Beach clean-up mission

The mission to get the dance crew United Usos’ to the 2019 Hip Hop International South Pacific Islands continues this Saturday with a barbeque and beach clean-up fundraiser.

The crew came second in this month’s 2018 Samoa Best Dancing Competition and have to pay their way to the Auckland leg of the competition next month.

To help, former United Usos’ dancer and present day manager at the Coffee Bean James Ah Keni involved the café in the fundraising efforts.

Together with the owner/operator Andrew Pedrana, the café will host a barbeque fundraiser on Saturday, with free sausages for anyone pitching in to clean up the beach opposite the café.

“I really want to make this a fun family thing and get people coming,” said Mr Pedrana.

“This needs to be an ongoing thing, so I thought this barbeque would be a good way to get people in the community involved.”

The event will run from 2pm every Saturday until the crew leaves for New Zealand.
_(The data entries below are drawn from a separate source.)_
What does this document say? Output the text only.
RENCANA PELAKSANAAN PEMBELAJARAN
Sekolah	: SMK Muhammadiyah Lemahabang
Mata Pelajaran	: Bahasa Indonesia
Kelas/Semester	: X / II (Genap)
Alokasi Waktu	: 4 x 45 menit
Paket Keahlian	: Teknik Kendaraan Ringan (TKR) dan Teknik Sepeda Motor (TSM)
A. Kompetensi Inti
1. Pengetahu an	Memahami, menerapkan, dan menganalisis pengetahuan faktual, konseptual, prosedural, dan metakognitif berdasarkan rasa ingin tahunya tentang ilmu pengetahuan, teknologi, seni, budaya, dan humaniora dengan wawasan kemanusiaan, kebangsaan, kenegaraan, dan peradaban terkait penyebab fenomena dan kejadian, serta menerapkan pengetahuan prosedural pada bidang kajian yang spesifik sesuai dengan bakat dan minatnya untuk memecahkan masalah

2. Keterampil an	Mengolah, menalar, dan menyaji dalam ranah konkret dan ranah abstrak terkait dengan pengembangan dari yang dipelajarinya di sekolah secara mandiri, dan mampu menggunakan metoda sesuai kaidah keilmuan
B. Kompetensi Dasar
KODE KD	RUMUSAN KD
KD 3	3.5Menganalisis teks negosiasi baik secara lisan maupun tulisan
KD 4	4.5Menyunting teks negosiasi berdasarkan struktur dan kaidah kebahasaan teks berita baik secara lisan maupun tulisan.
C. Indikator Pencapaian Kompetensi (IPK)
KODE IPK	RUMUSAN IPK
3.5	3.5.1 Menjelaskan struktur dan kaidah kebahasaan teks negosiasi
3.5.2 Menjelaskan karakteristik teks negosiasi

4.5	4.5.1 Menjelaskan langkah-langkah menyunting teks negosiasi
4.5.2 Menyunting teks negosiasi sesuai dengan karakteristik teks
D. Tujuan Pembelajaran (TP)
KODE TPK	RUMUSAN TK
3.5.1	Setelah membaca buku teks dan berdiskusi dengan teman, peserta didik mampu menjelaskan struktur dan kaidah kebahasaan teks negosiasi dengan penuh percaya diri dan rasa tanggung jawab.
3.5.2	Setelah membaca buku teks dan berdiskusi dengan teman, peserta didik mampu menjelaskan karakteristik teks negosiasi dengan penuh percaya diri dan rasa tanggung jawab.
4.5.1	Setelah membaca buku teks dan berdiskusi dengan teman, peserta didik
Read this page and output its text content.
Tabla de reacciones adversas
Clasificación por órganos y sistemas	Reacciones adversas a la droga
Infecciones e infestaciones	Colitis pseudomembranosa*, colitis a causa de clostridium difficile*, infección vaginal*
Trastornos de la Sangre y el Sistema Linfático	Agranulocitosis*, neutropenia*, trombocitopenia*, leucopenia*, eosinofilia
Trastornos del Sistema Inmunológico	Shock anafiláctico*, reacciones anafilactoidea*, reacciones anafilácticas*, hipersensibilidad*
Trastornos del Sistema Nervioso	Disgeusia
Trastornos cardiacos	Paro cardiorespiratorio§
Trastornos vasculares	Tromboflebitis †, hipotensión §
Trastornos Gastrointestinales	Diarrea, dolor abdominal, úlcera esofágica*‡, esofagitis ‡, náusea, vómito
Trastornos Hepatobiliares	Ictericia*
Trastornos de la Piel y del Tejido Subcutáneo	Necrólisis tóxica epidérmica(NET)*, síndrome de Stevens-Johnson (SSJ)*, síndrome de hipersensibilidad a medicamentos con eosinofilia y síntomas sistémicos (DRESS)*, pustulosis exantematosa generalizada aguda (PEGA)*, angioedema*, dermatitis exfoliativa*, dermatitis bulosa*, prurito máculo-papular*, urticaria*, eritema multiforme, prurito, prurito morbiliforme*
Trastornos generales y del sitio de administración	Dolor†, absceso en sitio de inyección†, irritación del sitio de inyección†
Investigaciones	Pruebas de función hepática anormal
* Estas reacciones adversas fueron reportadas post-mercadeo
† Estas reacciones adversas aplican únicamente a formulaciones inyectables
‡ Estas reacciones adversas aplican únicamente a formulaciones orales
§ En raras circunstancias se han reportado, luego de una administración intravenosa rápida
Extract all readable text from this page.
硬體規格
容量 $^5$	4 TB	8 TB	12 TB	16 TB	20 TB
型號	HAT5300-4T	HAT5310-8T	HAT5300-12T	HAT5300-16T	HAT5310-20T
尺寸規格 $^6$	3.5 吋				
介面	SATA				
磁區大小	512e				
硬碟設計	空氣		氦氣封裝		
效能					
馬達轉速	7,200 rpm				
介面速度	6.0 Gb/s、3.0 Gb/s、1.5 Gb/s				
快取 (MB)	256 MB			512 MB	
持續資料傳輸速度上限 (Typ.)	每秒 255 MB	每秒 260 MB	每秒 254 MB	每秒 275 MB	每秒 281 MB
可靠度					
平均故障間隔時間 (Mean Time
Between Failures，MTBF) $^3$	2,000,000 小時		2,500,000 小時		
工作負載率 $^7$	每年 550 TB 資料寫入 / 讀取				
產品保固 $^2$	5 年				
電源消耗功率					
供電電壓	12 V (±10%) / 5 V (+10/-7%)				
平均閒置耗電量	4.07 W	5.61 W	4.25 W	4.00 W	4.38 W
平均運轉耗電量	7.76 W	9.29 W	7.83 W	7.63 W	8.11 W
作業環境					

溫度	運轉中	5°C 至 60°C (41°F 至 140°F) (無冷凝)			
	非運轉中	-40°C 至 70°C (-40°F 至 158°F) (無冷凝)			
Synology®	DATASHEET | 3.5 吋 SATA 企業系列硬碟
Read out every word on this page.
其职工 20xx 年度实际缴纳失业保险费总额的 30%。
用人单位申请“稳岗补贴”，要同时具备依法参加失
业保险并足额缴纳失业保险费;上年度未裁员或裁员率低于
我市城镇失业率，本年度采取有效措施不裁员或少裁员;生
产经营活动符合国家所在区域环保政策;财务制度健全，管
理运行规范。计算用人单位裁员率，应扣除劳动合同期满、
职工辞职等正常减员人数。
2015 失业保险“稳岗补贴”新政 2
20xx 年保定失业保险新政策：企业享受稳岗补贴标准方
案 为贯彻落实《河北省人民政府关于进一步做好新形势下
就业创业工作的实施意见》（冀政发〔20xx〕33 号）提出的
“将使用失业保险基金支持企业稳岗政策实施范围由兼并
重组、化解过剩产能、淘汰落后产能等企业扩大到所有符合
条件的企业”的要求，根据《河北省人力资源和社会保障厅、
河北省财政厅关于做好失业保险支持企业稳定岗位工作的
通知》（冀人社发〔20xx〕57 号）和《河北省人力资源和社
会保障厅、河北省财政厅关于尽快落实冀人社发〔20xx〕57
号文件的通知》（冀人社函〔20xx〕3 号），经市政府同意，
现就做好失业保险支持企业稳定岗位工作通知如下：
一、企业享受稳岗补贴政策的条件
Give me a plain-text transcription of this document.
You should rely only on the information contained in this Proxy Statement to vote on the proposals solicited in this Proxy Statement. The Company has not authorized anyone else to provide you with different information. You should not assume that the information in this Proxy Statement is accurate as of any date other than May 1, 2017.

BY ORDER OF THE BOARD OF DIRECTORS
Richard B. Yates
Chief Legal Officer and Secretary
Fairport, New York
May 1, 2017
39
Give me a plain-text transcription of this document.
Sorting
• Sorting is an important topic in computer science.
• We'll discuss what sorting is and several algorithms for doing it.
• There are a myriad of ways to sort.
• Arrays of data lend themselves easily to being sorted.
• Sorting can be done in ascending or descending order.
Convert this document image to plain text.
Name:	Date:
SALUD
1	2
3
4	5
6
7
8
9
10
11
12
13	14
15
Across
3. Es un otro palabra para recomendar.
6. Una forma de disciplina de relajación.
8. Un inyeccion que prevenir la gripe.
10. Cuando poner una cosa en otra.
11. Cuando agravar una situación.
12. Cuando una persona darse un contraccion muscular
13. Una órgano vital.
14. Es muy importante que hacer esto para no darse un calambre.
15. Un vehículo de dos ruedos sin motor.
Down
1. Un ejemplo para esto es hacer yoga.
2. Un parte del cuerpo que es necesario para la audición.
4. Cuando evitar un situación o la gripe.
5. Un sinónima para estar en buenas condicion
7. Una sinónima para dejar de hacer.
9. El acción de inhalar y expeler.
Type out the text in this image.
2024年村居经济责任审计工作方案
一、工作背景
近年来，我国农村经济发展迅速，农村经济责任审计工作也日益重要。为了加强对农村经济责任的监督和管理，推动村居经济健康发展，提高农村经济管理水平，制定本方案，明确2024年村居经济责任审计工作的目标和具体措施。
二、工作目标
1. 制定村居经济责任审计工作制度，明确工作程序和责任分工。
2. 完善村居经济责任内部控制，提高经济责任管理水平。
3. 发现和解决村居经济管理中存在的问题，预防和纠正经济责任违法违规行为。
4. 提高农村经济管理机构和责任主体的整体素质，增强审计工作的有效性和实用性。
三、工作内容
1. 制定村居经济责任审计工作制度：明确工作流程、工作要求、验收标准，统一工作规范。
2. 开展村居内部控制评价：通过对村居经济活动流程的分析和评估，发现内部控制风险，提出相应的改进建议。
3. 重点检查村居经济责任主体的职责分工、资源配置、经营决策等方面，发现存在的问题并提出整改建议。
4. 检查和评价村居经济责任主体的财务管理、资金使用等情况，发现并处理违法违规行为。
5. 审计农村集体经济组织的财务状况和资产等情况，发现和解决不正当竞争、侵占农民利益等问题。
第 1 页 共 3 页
Mr Pedrana expects the rubbish clean up to run for two or three hours, but if there are people around, he’ll stay open.

The United Usos’ will be practising their moves, and inviting people to join them for a dance, or to chat about the state of the beach, Mr Pedrana said. All funds raised from the barbeque go towards the dance crew, and the rubbish cleaned up is a community bonus.

All going well, Saturday afternoons can become regular beach clean and barbeque days, for any group that needs a fundraising boost and wants to help keep the beach tidy before a more permanent solution to the problem is found.

“It is rubbish from street run off all the way up the hill,” Mr Pedrana explained

“That’s why you’ve got tyres, industrial crap, it all just washes down the river, deposits on this beach and around the corner in the little harbour where the fish market is,” he said.

“It all ends up on this beach before eventually being washed out in the next tide into the open ocean.”

Mr Pedrana says while the new plastic ban beginning today is a good start, until people internalise the impacts of plastic pollution the issue will not disappear.

“The biggest issue with implementing something like the plastic ban is there needs to be educational programs behind it on why they are banning plastic.

“I don’t think people quite connect that single-use plastics affect the food chain, that is going into the sea and you’re eventually eating it in your fish. No one is telling them this is the result,” he said.

Single-use plastics won’t all disappear from supermarket shelves tomorrow, but people can learn to throw away their waste responsibility in the meantime, he said.

Mr Pedrana said he hopes he can help even a few people see the real world effects of throwing rubbish out of bus windows, or dropping cans and food packages to the ground instead of properly disposing of them.

Not only that, he wants to break down any embarrassment or shame people feel when they are seen picking rubbish up.

“There is a real sense of not wanting to be seen doing that,” Mr Pedrana said.

“Hopefully, if you make it fun and interactive with fundraising, it kind of breaks that stigma of ‘we’re not rubbish pickers.’